There is no antidote for the brown recluse venom. Treatment is targeted towards specific symptoms.

  • Antihistamines can be given to relieve itching.
  • Antibiotics prevent or treat infection.
  • Surgical intervention may be needed for deep or infected wounds.
  • Tetanus vaccinations must be up-to-date. A booster is usually given if the person’s vaccine status is unknown.

Although it is not easy to completely avoid the bite of a brown recluse spider, there are a few steps that can reduce the risk.

  • Shake out items such as gloves, boots, shoes, clothing and blankets before using them, especially if they are not used often or have been in storage.
  • Warn the spiders by making noise or vibrations (i.e. stomping your feet) before entering basements, attics, storage areas and unused closets.
  • Avoid clutter. Brown recluse spiders love to hide in the nooks and crannies of your home, or in between or under items. 
  • Glue traps can be useful.
  • Contact a professional pest control operator if you suspect an infestation of brown recluse spiders within your home.

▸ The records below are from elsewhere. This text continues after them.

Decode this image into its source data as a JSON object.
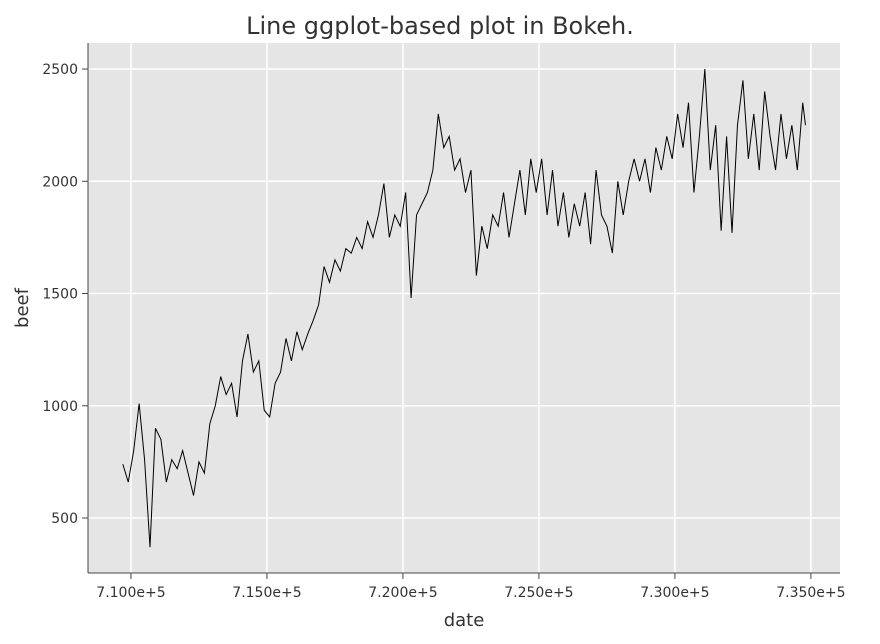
{
  "chart_data": {
    "type": "line",
    "title": "Line ggplot-based plot in Bokeh.",
    "x_label": "date",
    "y_label": "beef",
    "xlim": [
      708420,
      736070
    ],
    "ylim": [
      255,
      2616
    ],
    "xticks": [
      {
        "value": 710000,
        "label": "7.100e+5"
      },
      {
        "value": 715000,
        "label": "7.150e+5"
      },
      {
        "value": 720000,
        "label": "7.200e+5"
      },
      {
        "value": 725000,
        "label": "7.250e+5"
      },
      {
        "value": 730000,
        "label": "7.300e+5"
      },
      {
        "value": 735000,
        "label": "7.350e+5"
      }
    ],
    "yticks": [
      500,
      1000,
      1500,
      2000,
      2500
    ],
    "grid": true,
    "series": [
      {
        "color": "#000000",
        "x": [
          709700,
          709900,
          710100,
          710300,
          710500,
          710700,
          710900,
          711100,
          711300,
          711500,
          711700,
          711900,
          712100,
          712300,
          712500,
          712700,
          712900,
          713100,
          713300,
          713500,
          713700,
          713900,
          714100,
          714300,
          714500,
          714700,
          714900,
          715100,
          715300,
          715500,
          715700,
          715900,
          716100,
          716300,
          716500,
          716700,
          716900,
          717100,
          717300,
          717500,
          717700,
          717900,
          718100,
          718300,
          718500,
          718700,
          718900,
          719100,
          719300,
          719500,
          719700,
          719900,
          720100,
          720300,
          720500,
          720700,
          720900,
          721100,
          721300,
          721500,
          721700,
          721900,
          722100,
          722300,
          722500,
          722700,
          722900,
          723100,
          723300,
          723500,
          723700,
          723900,
          724100,
          724300,
          724500,
          724700,
          724900,
          725100,
          725300,
          725500,
          725700,
          725900,
          726100,
          726300,
          726500,
          726700,
          726900,
          727100,
          727300,
          727500,
          727700,
          727900,
          728100,
          728300,
          728500,
          728700,
          728900,
          729100,
          729300,
          729500,
          729700,
          729900,
          730100,
          730300,
          730500,
          730700,
          730900,
          731100,
          731300,
          731500,
          731700,
          731900,
          732100,
          732300,
          732500,
          732700,
          732900,
          733100,
          733300,
          733500,
          733700,
          733900,
          734100,
          734300,
          734500,
          734700,
          734800
        ],
        "values": [
          740,
          660,
          800,
          1010,
          760,
          370,
          900,
          850,
          660,
          760,
          720,
          800,
          700,
          600,
          750,
          700,
          920,
          1000,
          1130,
          1050,
          1100,
          950,
          1200,
          1320,
          1150,
          1200,
          980,
          950,
          1100,
          1150,
          1300,
          1200,
          1330,
          1250,
          1320,
          1380,
          1450,
          1620,
          1550,
          1650,
          1600,
          1700,
          1680,
          1750,
          1700,
          1820,
          1750,
          1850,
          1990,
          1750,
          1850,
          1800,
          1950,
          1480,
          1850,
          1900,
          1950,
          2050,
          2300,
          2150,
          2200,
          2050,
          2100,
          1950,
          2050,
          1580,
          1800,
          1700,
          1850,
          1800,
          1950,
          1750,
          1900,
          2050,
          1850,
          2100,
          1950,
          2100,
          1850,
          2050,
          1800,
          1950,
          1750,
          1900,
          1800,
          1950,
          1720,
          2050,
          1850,
          1800,
          1680,
          2000,
          1850,
          2000,
          2100,
          2000,
          2100,
          1950,
          2150,
          2050,
          2200,
          2100,
          2300,
          2150,
          2350,
          1950,
          2200,
          2500,
          2050,
          2250,
          1780,
          2200,
          1770,
          2250,
          2450,
          2100,
          2300,
          2050,
          2400,
          2200,
          2050,
          2300,
          2100,
          2250,
          2050,
          2350,
          2250
        ]
      }
    ]
  }
}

If you suspect a brown recluse spider bite, wash the bite site with soap and water. Then call Poison Control at 1-800-222-1222. The nurse or pharmacist who answers your call will tell you what to do. If you need emergency care, the poison specialist will contact the emergency room staff with treatment advice. 

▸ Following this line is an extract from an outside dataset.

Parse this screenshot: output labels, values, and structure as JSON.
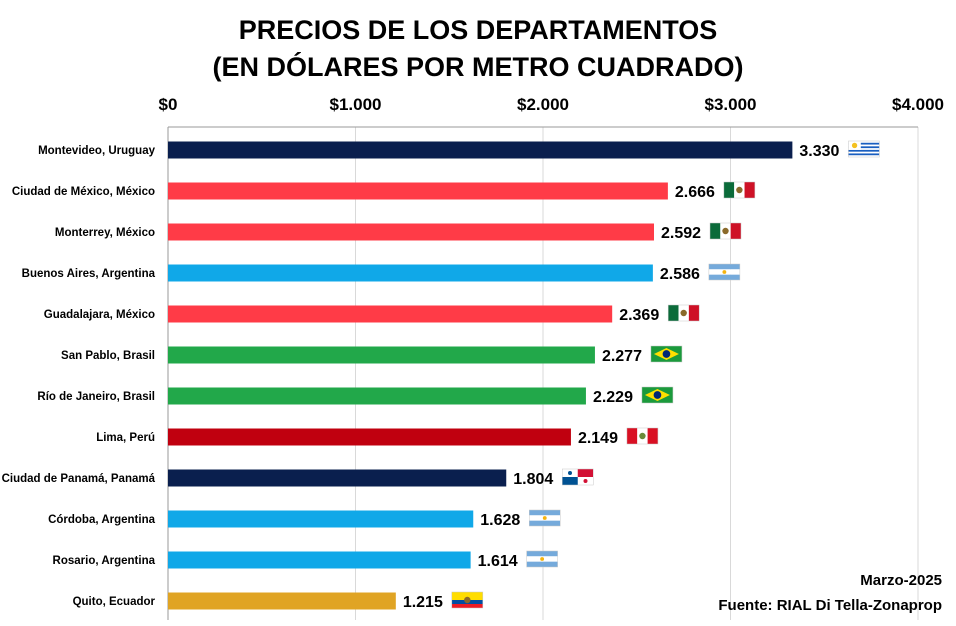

Serkalem Mekonnen, RN, BSN, MPH
Certified Specialist in Poison Information


For More Information

Centers for Disease Control and Prevention - Venomous Spiders in the United States

Black Widow Spiders (The Poison Post®, June 2012)

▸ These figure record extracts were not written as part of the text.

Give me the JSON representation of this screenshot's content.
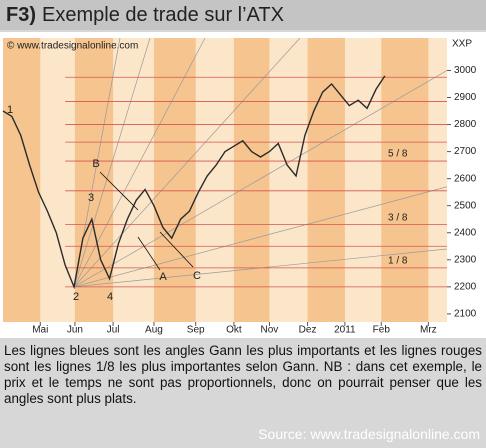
{
  "header": {
    "figure": "F3)",
    "title": "Exemple de trade sur l’ATX"
  },
  "chart_data": {
    "type": "line",
    "watermark": "© www.tradesignalonline.com",
    "y_axis_label": "XXP",
    "xlim": [
      0,
      50
    ],
    "xticks": [
      {
        "value": 4.2,
        "label": "Mai"
      },
      {
        "value": 8.1,
        "label": "Jun"
      },
      {
        "value": 12.4,
        "label": "Jul"
      },
      {
        "value": 17,
        "label": "Aug"
      },
      {
        "value": 21.7,
        "label": "Sep"
      },
      {
        "value": 26,
        "label": "Okt"
      },
      {
        "value": 30,
        "label": "Nov"
      },
      {
        "value": 34.3,
        "label": "Dez"
      },
      {
        "value": 38.5,
        "label": "2011"
      },
      {
        "value": 42.6,
        "label": "Feb"
      },
      {
        "value": 47.9,
        "label": "Mrz"
      }
    ],
    "ylim": [
      2070,
      3120
    ],
    "yticks": [
      2100,
      2200,
      2300,
      2400,
      2500,
      2600,
      2700,
      2800,
      2900,
      3000
    ],
    "series": [
      {
        "color": "#2b2b2b",
        "x": [
          0,
          1,
          2,
          3,
          4,
          5,
          6,
          7,
          8,
          9,
          10,
          11,
          12,
          13,
          14,
          15,
          16,
          17,
          18,
          19,
          20,
          21,
          22,
          23,
          24,
          25,
          26,
          27,
          28,
          29,
          30,
          31,
          32,
          33,
          34,
          35,
          36,
          37,
          38,
          39,
          40,
          41,
          42,
          43
        ],
        "values": [
          2850,
          2830,
          2760,
          2650,
          2550,
          2480,
          2400,
          2280,
          2200,
          2380,
          2450,
          2300,
          2230,
          2360,
          2450,
          2520,
          2560,
          2500,
          2420,
          2380,
          2450,
          2480,
          2550,
          2610,
          2650,
          2700,
          2720,
          2740,
          2700,
          2680,
          2700,
          2730,
          2650,
          2610,
          2760,
          2850,
          2920,
          2950,
          2910,
          2870,
          2890,
          2860,
          2930,
          2980
        ]
      }
    ],
    "gann_color": "#d9534f",
    "gann_levels": [
      2975,
      2885,
      2800,
      2735,
      2665,
      2555,
      2430,
      2350,
      2270,
      2200
    ],
    "gann_labels": [
      "5 / 8",
      "3 / 8",
      "1 / 8"
    ],
    "annotations": [
      "1",
      "2",
      "3",
      "4",
      "A",
      "B",
      "C"
    ]
  },
  "caption": "Les lignes bleues sont les angles Gann les plus importants et les lignes rouges sont les lignes 1/8 les plus importantes selon Gann. NB : dans cet exemple, le prix et le temps ne sont pas proportionnels, donc on pourrait penser que les angles sont plus plats.",
  "source": "Source: www.tradesignalonline.com"
}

American Academy of Pediatrics - Spider Bite

National Institutes of Health - Spider Bites


References

Andersen RJ, Campoli J, Johar SK, Schumacher KA, Allison EJ Jr. Suspected brown recluse envenomation: a case report and review of different treatment modalities. J Emerg Med. 2011; 41:e31-e37. doi:10.1016/j.jemermed.2009.08.055.

Elbahlawan LM, Stidham GL, Bugnitz MC, Storgion SA, Quasney MW. Severe systemic reaction to Loxosceles reclusa spider bites in a pediatric population. Ped Emergency Care. 2005;21:177-180.

Juckett G. Arthropod bites. Am Fam Physician. 2013;88:841-847.

Tarullo DB, Jacobsen RC, Algren A. Two successive necrotic lesions secondary to presumed Loxosceles envenomation. Wilderness & Environmental Medicine. 2013; 24:132–135.

Poisoned?

CALL 1-800-222-1222

Prevention Tips

  • Shake out items such as gloves, boots, shoes, clothing and blankets before using them.
  • Store clothes, shoes and unused items in sealed plastic containers or bags.
  • Warn the spiders by making noise or vibrations (i.e. stomping your feet) before entering basements, attics, storage areas and unused closets.
  • Avoid clutter. Brown recluse spiders love to hide in the nooks and crannies of your home, or in between or under items.
  • Use glue traps.
  • Seal small openings, holes and cracks on the outside of your home to prevent entry by spiders, other insects or pests. 

This Really Happened

A 30-year-old man went to his doctor's office because of a possible insect bite on his hip. He had noticed the bite a few days before. The bite site had since begun to look worse. The surrounding skin had become much darker in color and a small part of it had turned black.

Four days prior, the patient had seen what he thought was a brown recluse spider that may have bitten him. The doctor also suspected a brown recluse spider bite and called Poison Control for treatment advice.

The wound appeared to be infected. Both intravenous (IV) and oral antibiotics were given. Because the wound was deep and surrounded by blackened, dead tissue, debridement by a surgeon was required. Debridement is a procedure in which a doctor removes unhealthy tissue - dead, damaged or infected - in order to help the remaining healthy tissue heal properly.

The patient responded to the antibiotics and the infection cleared up. Two weeks after the bite, the wound was beginning to heal and healthy tissue was forming.